What are some of the features/aspects of WikiTree that you love/don’t love as much?
I love the concept of one, single worldwide tree and with that comes my favorite things about WikiTree: the community and the collaboration. I love being able to work with others to improve the profiles of our ancestors by adding stories, narratives, pictures and sources. I love the spirit of cooperation and kindness that WikiTree fosters! Maybe I’m a little biased, but I think WikiTree has the best community of members you could find. I’ve met and worked with some truly outstanding people.
The one thing I don’t love is when other people don’t “get” WikiTree. Which I completely get why they might not get it, because as I said before there was a time when I didn’t get it. But then I got it. And now I want everyone else to get it too!

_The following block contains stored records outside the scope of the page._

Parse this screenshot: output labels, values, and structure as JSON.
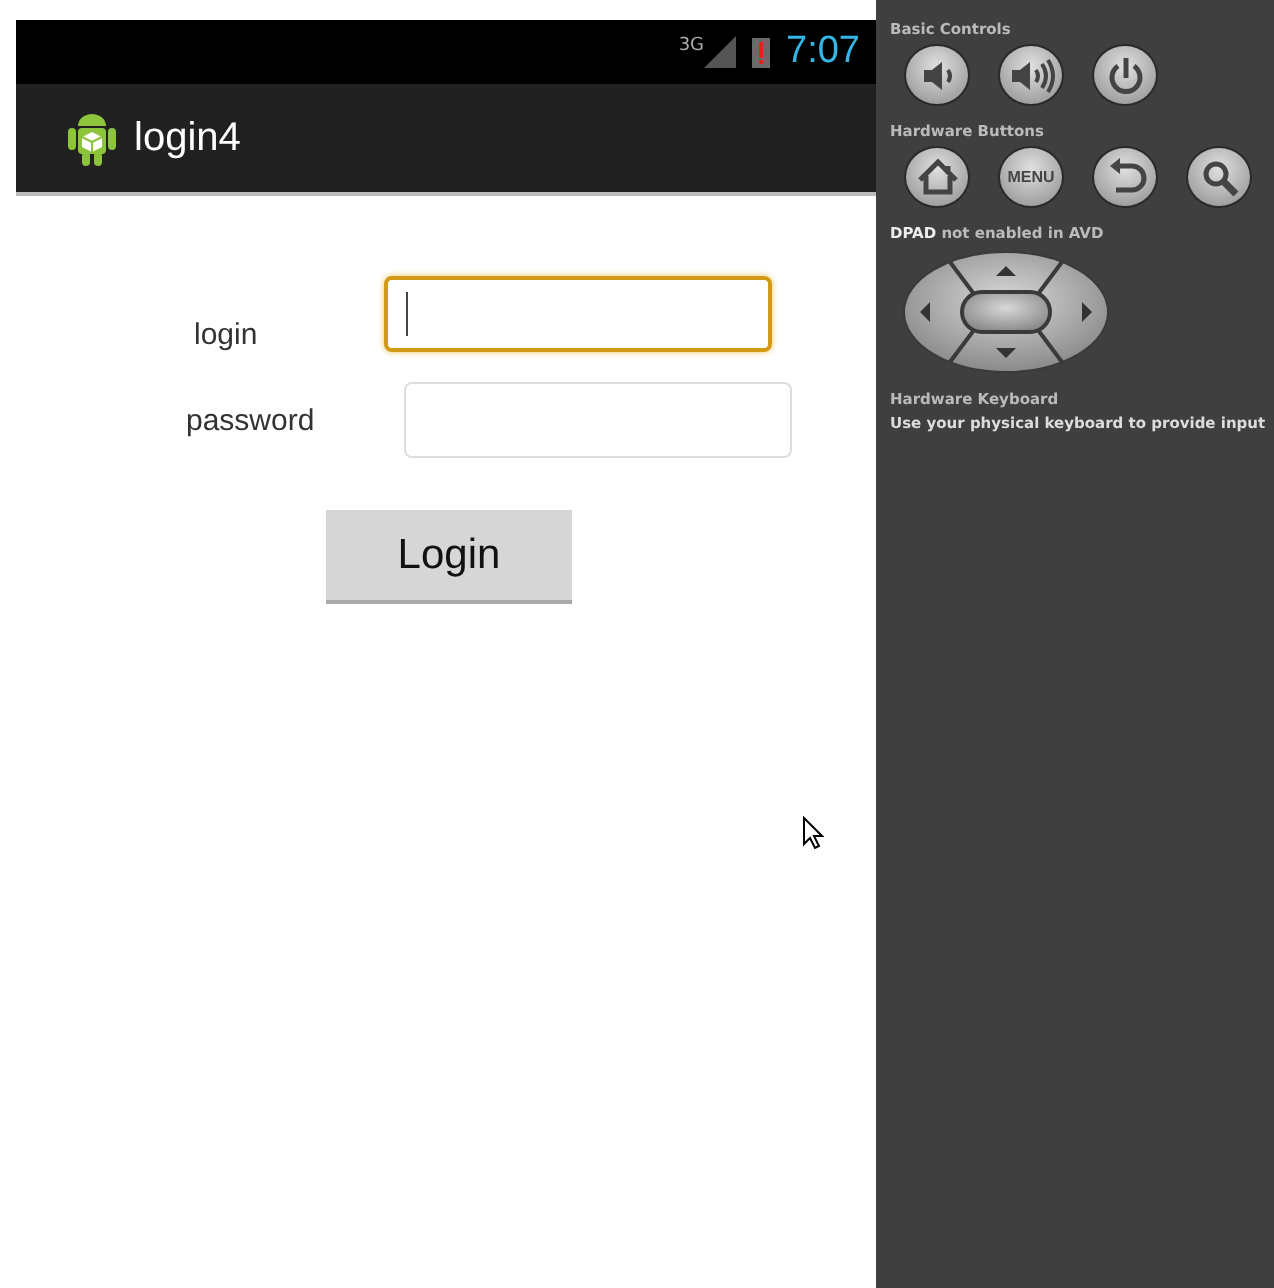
{
  "status_bar": {
    "network": "3G",
    "time": "7:07"
  },
  "action_bar": {
    "title": "login4"
  },
  "form": {
    "fields": [
      {
        "label": "login",
        "focused": true
      },
      {
        "label": "password",
        "focused": false
      }
    ],
    "button": "Login"
  },
  "controls_panel": {
    "sections": [
      {
        "kind": "buttons",
        "title": "Basic Controls",
        "buttons": [
          {
            "kind": "volume-down"
          },
          {
            "kind": "volume-up"
          },
          {
            "kind": "power"
          }
        ]
      },
      {
        "kind": "buttons",
        "title": "Hardware Buttons",
        "buttons": [
          {
            "kind": "home"
          },
          {
            "kind": "menu",
            "label": "MENU"
          },
          {
            "kind": "back"
          },
          {
            "kind": "search"
          }
        ]
      },
      {
        "kind": "dpad",
        "title": "**DPAD** not enabled in AVD"
      },
      {
        "kind": "note",
        "title": "Hardware Keyboard",
        "text": "Use your physical keyboard to provide input"
      }
    ]
  }
}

Any tips for someone just starting out on WikiTree?
Stick with it! Wait for your “A-ha!” moment. WikiTree is different than most other genealogy sites you might have participated on. We’re not a stop-and-drop for GEDCOMs, the idea of WikiTree is to become an active contributor to the site. There are many ways to find help and answers to questions you might have so I’d encourage new folks to seek them out. We have mentors, a Genealogist-2-Genealogist Forum, help pages and other members who are always willing to help. It can be frustrating at first for some, but if you keep with it, I promise you will come to love WikiTree! (And if not, you can have a full refund.)
If you could leave one message for your descendants, what would it be?
Everybody is a somebody to someone. Everyone has a story. Don’t let them be lost! Be their voice and let them live on through you.